Written by Carla Hazel Finn. This is the report from a BSPP Undergraduate Summer Vacation Bursary. Click here to read more/apply for one yourself.
Verticillium wilt (VW) is a soil-borne progressive disease caused by the root invading fungal pathogen Verticillium nonalfalfae. Use of disease-resistant hop cultivars has selected for highly virulent races of V. nonalfalfae, including the current most lethal form PV3 presenting an issue for UK hop growers especially. The methods to tackle this disease involve applying extreme phytosanitary measures, and also use of cultivars that are resistant to the progressively more virulent forms of the disease. Hence, this detrimental pathogen continues to challenge efforts to grow hops to a profitable standard in the UK. To shorten the process of resistance breeding, genome-assisted selection is an economically viable solution to aid the hop breeding process. I worked for 10 weeks at NIAB EMR, preparing for and carrying out wilt pathogenicity assays under the supervision of PhD student Klara Hajdu. This information will ultimately provide the phenotypic information for the subsequent VW resistance quantitative-trait loci (QTL) mapping.
This work builds upon previous research which used Sanger sequencing to identify and confirm V. nonalfalfae isolates isolated from hop farms in the UK. As part of this work, an isolate with confirmed PV3 race type was selected for consequent use in the large-scale pathogenicity assays undertaken in this project.
The experiment used plant material propagated for 182 genotypes, generated from a bi-parental cross using wilt-resistant and wilt-susceptible parents; six clonally propagated plants were artificially infected with V. nonalfalfae for each genotype. This amounted to over 1,000 plants which all required trimming, caning, and general maintenance to ensure good health before the inoculation. Once in good health, the plants were placed in randomised blocks across a class 2 licensed growing compartment.

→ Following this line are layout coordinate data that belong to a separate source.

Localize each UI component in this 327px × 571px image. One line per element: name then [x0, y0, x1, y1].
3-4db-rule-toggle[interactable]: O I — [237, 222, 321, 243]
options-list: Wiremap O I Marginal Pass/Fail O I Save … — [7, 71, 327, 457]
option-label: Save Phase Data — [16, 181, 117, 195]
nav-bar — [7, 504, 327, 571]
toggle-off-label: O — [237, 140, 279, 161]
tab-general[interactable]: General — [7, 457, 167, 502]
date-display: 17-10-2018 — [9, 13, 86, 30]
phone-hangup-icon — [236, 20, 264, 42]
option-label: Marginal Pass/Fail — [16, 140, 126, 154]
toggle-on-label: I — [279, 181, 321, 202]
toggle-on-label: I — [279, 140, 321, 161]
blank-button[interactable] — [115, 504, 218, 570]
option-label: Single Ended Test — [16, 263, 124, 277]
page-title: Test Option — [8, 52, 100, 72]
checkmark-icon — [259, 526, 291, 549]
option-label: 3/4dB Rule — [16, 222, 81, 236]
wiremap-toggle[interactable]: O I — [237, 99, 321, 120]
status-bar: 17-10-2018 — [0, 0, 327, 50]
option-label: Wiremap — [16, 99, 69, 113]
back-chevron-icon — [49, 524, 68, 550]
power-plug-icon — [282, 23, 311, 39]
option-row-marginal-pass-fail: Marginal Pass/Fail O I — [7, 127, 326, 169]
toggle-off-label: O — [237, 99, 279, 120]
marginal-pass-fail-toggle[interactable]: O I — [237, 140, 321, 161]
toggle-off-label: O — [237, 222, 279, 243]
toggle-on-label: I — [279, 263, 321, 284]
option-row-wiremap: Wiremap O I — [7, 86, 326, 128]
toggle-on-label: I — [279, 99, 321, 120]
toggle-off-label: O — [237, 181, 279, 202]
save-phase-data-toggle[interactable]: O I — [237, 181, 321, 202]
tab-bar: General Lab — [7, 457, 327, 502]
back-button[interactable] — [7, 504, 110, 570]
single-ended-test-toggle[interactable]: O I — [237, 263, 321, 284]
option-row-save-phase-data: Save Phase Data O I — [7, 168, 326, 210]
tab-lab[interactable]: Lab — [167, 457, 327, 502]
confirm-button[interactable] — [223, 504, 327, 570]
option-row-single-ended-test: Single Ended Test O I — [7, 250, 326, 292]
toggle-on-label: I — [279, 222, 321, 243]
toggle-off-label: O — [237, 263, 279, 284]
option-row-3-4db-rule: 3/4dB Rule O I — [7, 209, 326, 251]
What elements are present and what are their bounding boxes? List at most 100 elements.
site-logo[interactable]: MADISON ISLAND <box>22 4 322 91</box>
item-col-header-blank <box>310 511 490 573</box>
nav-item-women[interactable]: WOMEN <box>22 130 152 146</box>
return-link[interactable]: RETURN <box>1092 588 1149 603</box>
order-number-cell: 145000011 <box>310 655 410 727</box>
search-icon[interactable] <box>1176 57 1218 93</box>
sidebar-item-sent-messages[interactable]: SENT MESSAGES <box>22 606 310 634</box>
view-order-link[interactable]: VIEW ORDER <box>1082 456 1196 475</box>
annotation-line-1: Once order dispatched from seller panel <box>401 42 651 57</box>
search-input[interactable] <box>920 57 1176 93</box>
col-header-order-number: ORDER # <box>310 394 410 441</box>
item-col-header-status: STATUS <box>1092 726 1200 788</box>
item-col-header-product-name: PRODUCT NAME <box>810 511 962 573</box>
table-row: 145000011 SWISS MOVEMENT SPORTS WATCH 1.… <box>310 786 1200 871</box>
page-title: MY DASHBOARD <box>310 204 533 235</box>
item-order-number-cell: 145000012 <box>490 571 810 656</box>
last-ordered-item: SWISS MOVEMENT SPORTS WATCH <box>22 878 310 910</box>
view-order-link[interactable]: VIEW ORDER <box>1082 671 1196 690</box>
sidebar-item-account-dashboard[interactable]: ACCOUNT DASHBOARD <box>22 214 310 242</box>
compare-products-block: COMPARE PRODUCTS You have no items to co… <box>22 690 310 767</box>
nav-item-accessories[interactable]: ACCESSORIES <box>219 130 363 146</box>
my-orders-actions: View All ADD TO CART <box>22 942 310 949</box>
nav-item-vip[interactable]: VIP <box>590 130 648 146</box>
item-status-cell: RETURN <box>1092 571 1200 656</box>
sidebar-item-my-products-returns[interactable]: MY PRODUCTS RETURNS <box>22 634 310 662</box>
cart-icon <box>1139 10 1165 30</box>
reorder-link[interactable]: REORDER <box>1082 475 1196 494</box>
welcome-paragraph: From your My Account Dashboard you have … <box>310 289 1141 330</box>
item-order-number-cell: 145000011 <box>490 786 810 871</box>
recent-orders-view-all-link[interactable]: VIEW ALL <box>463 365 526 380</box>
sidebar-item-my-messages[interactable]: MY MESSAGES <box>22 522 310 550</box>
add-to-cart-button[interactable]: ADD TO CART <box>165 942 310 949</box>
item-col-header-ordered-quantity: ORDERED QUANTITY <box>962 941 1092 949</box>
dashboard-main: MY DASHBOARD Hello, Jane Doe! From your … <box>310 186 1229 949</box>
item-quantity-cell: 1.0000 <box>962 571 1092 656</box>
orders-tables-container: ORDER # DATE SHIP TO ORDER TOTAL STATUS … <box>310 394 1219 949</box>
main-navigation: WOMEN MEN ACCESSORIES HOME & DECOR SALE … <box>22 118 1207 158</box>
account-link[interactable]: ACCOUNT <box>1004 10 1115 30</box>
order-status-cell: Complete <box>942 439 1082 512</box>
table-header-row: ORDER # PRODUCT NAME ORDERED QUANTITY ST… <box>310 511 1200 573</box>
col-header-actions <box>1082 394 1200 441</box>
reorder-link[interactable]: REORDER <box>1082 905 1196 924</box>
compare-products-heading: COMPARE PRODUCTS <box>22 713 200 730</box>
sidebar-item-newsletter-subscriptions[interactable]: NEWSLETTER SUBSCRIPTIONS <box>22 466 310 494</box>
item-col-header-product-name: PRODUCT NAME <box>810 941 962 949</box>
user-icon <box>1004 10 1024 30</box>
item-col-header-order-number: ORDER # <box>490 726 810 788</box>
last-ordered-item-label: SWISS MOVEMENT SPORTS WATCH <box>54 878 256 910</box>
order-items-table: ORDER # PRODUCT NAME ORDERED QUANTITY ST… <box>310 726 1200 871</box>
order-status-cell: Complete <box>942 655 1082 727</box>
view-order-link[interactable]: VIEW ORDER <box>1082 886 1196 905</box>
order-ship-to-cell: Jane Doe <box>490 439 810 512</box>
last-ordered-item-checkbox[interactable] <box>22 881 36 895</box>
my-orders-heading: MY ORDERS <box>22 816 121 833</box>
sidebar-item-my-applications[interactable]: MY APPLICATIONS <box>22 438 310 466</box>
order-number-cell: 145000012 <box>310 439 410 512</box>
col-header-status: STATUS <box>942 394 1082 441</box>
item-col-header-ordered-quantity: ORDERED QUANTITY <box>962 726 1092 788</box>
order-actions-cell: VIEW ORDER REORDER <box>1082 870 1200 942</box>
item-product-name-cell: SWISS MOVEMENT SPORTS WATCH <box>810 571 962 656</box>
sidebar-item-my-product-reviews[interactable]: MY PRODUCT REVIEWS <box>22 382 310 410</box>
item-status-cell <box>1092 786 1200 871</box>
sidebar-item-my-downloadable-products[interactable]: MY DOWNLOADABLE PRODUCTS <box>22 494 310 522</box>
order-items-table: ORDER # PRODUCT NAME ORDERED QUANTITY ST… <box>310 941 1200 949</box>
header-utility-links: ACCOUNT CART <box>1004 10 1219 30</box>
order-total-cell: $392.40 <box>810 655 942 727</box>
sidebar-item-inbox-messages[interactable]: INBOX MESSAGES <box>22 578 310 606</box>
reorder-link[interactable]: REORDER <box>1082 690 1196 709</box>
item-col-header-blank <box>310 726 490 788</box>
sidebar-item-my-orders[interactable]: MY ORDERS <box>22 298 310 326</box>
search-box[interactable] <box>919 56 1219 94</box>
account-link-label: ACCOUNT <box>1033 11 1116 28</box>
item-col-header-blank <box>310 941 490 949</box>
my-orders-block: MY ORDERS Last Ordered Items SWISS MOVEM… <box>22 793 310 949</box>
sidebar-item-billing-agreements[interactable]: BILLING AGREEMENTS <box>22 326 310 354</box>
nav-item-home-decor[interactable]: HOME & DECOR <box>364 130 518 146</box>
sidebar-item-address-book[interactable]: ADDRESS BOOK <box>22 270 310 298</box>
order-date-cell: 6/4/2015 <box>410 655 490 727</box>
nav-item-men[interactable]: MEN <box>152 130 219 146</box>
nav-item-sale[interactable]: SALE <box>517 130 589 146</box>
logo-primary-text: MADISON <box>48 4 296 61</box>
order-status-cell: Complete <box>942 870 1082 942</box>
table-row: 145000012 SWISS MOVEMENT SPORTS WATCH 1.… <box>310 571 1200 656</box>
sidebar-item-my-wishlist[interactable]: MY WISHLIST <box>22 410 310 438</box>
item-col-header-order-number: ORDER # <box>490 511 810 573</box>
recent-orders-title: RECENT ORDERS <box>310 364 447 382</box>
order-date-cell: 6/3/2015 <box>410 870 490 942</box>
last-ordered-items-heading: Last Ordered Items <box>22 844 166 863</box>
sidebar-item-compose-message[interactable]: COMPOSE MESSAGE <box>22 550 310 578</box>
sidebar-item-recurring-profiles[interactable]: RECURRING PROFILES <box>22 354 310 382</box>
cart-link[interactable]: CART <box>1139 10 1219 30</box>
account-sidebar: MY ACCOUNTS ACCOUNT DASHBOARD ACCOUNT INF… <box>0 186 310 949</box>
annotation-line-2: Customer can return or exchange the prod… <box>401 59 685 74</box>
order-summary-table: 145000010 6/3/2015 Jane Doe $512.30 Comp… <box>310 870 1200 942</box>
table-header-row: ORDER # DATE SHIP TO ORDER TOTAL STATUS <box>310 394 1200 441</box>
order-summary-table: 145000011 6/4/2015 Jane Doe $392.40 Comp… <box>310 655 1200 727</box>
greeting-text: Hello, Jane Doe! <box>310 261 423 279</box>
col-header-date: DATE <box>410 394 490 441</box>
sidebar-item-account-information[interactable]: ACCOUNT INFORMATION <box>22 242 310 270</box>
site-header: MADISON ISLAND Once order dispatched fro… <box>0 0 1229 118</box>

The inoculation media containing V. nonalfalfae was grown in General Fungal Media. When a sufficient conidia count was confirmed with a haemocytometer, the wilt pathogenicity assays could proceed. This involved the uprooting of and shaking soil from the roots, artificial inoculation via root-soaking in inoculum, and repotting. The plants are currently awaiting phenotypic monitoring for disease symptoms using a 1-5 scale, from which a disease severity index (DSI) will be calculated for each individual plant. This data will then be used to give an average disease severity of each genotype, which can be used for QTL mapping.
Validating pathogen presence in the plants involves re-isolating V. nonalfalfae from the roots. I was able to perform this using priorly-prepared trial tests, which gave promising results. This also requires the making of over 1,000 agar plates to allow screening for each respective plant in the experiment, which I produced.
Throughout the project duration, I learned valuable insight into experimental design and a multitude of new lab skills and techniques. I have developed a better understanding of the paramount research conducted at EMR and have better appreciation for agricultural sciences. My time here has been usefully varied, including sexing adult hop plants (pictured) and collecting leaf material from all experimental genotypes for DNA extractions and subsequent genotyping. Perhaps most of all, my time here has irrevocably set me on the path of research, for which I am extremely grateful for.
I thoroughly enjoyed my time working with the team at EMR and hope to work with them again in the future. I’d like to thank the enthusiastic team there and extend this thanks to BSPP for the funding and hence opportunity.